The KD-Tree would be the simplest way to do the point pairing and matching. It make use of the range query operations by the distance weighting and nearest neighbourhood searches to compute the closest best fit point by the target data to the original.

It is a binary tree structure that partitions the point cloud into smaller subsets based on their spatial coordinates. The root node of the KD-Tree represents the entire point cloud.
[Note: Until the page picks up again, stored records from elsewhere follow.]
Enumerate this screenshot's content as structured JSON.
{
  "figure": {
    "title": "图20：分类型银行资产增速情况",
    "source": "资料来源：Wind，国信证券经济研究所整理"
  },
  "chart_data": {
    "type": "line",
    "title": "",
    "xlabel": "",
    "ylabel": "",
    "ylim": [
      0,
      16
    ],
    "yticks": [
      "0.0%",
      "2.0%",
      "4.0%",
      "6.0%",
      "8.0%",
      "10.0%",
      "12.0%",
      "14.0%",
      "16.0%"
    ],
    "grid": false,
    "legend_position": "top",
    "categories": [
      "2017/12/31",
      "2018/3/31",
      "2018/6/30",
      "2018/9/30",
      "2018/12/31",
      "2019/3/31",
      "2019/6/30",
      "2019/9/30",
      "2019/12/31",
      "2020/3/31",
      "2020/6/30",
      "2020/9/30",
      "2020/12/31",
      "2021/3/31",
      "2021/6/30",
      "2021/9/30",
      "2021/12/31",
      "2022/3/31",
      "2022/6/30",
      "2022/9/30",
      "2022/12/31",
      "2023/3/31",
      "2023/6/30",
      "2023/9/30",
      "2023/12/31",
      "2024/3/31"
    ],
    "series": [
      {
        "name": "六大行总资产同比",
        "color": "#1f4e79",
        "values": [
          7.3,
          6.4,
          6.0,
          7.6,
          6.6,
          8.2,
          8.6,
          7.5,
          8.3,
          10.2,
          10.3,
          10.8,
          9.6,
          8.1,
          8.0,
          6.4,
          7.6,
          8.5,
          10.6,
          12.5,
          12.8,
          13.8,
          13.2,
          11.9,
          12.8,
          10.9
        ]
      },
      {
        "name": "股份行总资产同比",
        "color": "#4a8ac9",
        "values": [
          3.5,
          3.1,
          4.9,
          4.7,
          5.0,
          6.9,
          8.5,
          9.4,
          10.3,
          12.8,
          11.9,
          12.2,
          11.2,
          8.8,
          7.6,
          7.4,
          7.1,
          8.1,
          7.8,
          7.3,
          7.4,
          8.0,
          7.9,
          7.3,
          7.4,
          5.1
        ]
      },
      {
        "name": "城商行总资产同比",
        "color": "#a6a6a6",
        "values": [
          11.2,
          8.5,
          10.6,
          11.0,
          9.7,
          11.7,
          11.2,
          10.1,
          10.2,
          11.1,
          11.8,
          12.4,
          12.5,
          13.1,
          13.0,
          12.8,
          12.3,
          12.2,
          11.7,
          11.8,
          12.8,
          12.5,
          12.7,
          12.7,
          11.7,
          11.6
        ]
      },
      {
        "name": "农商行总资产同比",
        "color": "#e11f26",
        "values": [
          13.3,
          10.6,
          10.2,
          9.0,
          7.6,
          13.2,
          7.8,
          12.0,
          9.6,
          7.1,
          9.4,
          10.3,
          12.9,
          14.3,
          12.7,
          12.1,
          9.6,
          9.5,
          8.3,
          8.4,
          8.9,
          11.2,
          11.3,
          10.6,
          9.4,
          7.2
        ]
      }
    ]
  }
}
Each internal node of the tree represents a subset of the point cloud and is split into two child nodes based on a selected coordinate axis. The splitting plane is chosen to minimise the variance of the point cloud data, which helps to balance the tree.

For nearest neighbour search, the tree is traversed from the root node to the leaf node that contains the query point. At each node, the distance between the query point and the splitting plane is calculated. The algorithm then recursively traverses the child node that contains the nearest point until the closest point is found.

Sample of the KD-Tree

K-d tree nearest neighbor search algorithm helps find the closest point to a given query point in a K-d tree data structure.

1. To find the nearest point, the algorithm starts at the root of the tree and moves down to a leaf node as if it’s inserting the query point into the tree.
2. It calculates the distance between the query point and the leaf node, and updates a variable to store the distance and the coordinates of the leaf node.
3. It then moves up the tree towards the root, checking each node along the way.
4. If the distance from the query point to the node is less than the current best distance found so far, the algorithm updates the current best with the new distance and node coordinates.

The algorithm continues traversing the tree until all nodes have been checked, or until it is known that the nearest point has been found. Finally, it returns the coordinates of the nearest point.

Application with python

Scipy method with numpy:

import numpy as np
from scipy.spatial import KDTree

# Build KD-trees for each point cloud
tree1 = KDTree(cloud1)
tree2 = KDTree(cloud2)

# Find nearest neighbors for each point in cloud1
dists, indices = tree2.query(cloud1, k=1)

# Get the neighbor points from cloud2
neighbors = cloud2[indices]

OpenCV:

# Create KDTree from the first point cloud
pcd_tree = o3d.geometry.KDTreeFlann(pcd1)

# Find the nearest neighbors of each point in the second point cloud in the first point cloud
[k, idx, _] = pcd_tree.search_knn_vector_3d(pcd2.points, 1)

pcd = o3d.geometry.PointCloud()
pcd.points = o3d.utility.Vector3dVector(pcd1.points[idx])
pcd.colors = o3d.utility.Vector3dVector(np.tile([0, 0, 1], (len(idx), 1)))

Problems in the KD-Trees

KD-Trees can sometimes encounter challenges when used to compare complex three-dimensional data.

One such challenge arises when the scanner used to capture the data samples the object from different angles. In these cases, the nearest neighbor comparisons performed by the KD-Tree may result in errors. This is because the process only looks at the nearest neighbors based on two-dimensional distance weighting, which does not take into account the complexities of the three-dimensional space.

Another issue that can arise with KD-Trees is imbalanced trees. This occurs when some nodes in the tree have many more points than others. This imbalance can lead to poor performance when searching for nearest neighbors.

Non-uniform data distribution is another issue that can cause problems for KD-Trees. When the data points are not uniformly distributed, some regions of the space may have many more points than others. This can lead to an imbalanced tree and poor performance.

Reference list

Arya, S., & Mount, D. M. (2018). Approximate nearest neighbor queries in fixed dimensions. Handbook of Discrete and Computational Geometry, 3, 865–880.

Ailon, N., & Chazelle, B. (2009). The fast Johnson–Lindenstrauss transform and approximate nearest neighbors. SIAM Journal on Computing, 39(1), 302–322.

Friedman, J., Bentley, J. L., & Finkel, R. A. (1977). An algorithm for finding best matches in logarithmic expected time. ACM Transactions on Mathematical Software (TOMS), 3(3), 209–226.

Muja, M., & Lowe, D. G. (2014). Scalable nearest neighbor algorithms for high dimensional data. IEEE Transactions on Pattern Analysis and Machine Intelligence, 36(11), 2227–2240.